Он заметил это изменение в ней и пристально посмотрел ей в лицо.

– Мама, что-то случилось? Вы ничего от меня не скрываете?

– Нет, нет же, что ты, Володечка. Господь с тобой, что ж мне скрывать от тебя? – суетливо поспешила ответить Анна Никифоровна.

Он протянул ей пакет, отмечая в её голосе неуверенность и недосказанность.

– Спрячьте, мама, до Нового Года. Здесь подарки. А где Алёшка, Настя?

– Они ёлку наряжали долго, а час назад в цирк отправились. Втроём… с другом Настиным. Он на улице стоял, я его в окно видела. Симпатичный, не чёрный вовсе, среди армян у нас в Сухуми такие были. Гамлета помнишь, шеф-повара нашего санатория? – проговорила тёща, проходя в кухню.

– И Гамлета помню и Офелию, и Лаэрта – раздражённо сказал Калинцев.

– Её не Офелией звали, ты путаешь, – Мариэттой. Володя, ты руки сходи, вымой с марганцовкой.

– Точно Мариэттой, но Офелия ей личила бы больше, – кивнул головой Калинцев и покорно пошёл в ванную. В голове у него теперь не было ничего кроме мыслей о Людмиле. И он знал, что так теперь будет долго, пока этот нервный пузырь не лопнет и всё не разъяснится и определится.
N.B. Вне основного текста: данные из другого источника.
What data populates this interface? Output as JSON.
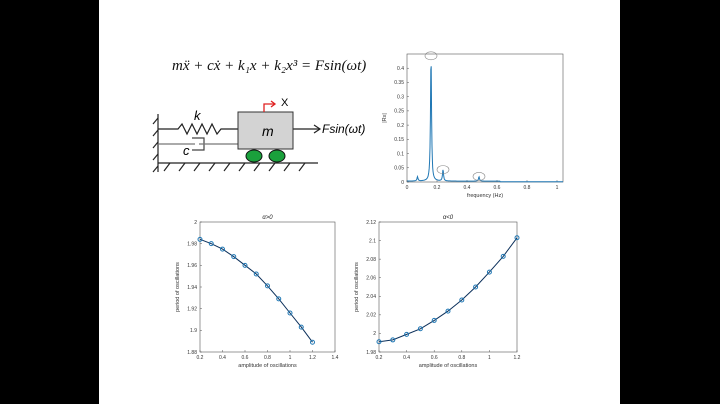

Сидя в кухне, он поглаживал Линду, устроившуюся на соседнем табурете, и тоскливо смотрел в окно. Тёща что-то говорила, гремела сковородками, ставила тарелки на стол, губы её всё время шевелились, выражение лица было страдальческим. Без аппетита проглотив еду, он пошёл в свою комнату, не зажигая свет, лёг на застеленную кровать лицом к стене, закрыл глаза.

Неожиданно он судорожно всхлипнул и через мгновенье из его глаз потекли слезы. Плакал тихо и долго, а потом заснул так же на боку, свернувшись калачом. Заснул крепко, организм его сам решил за него проблему подступившего близко к больной душе стресса. Линда, которая успела заскочить к нему в комнату, лежала у него в ногах, и иногда повизгивала во сне. Ей, наверное, снились собачьи сны из её прежней вольной жизни в доме, где всегда можно было выскочить в сад и порезвиться на воле.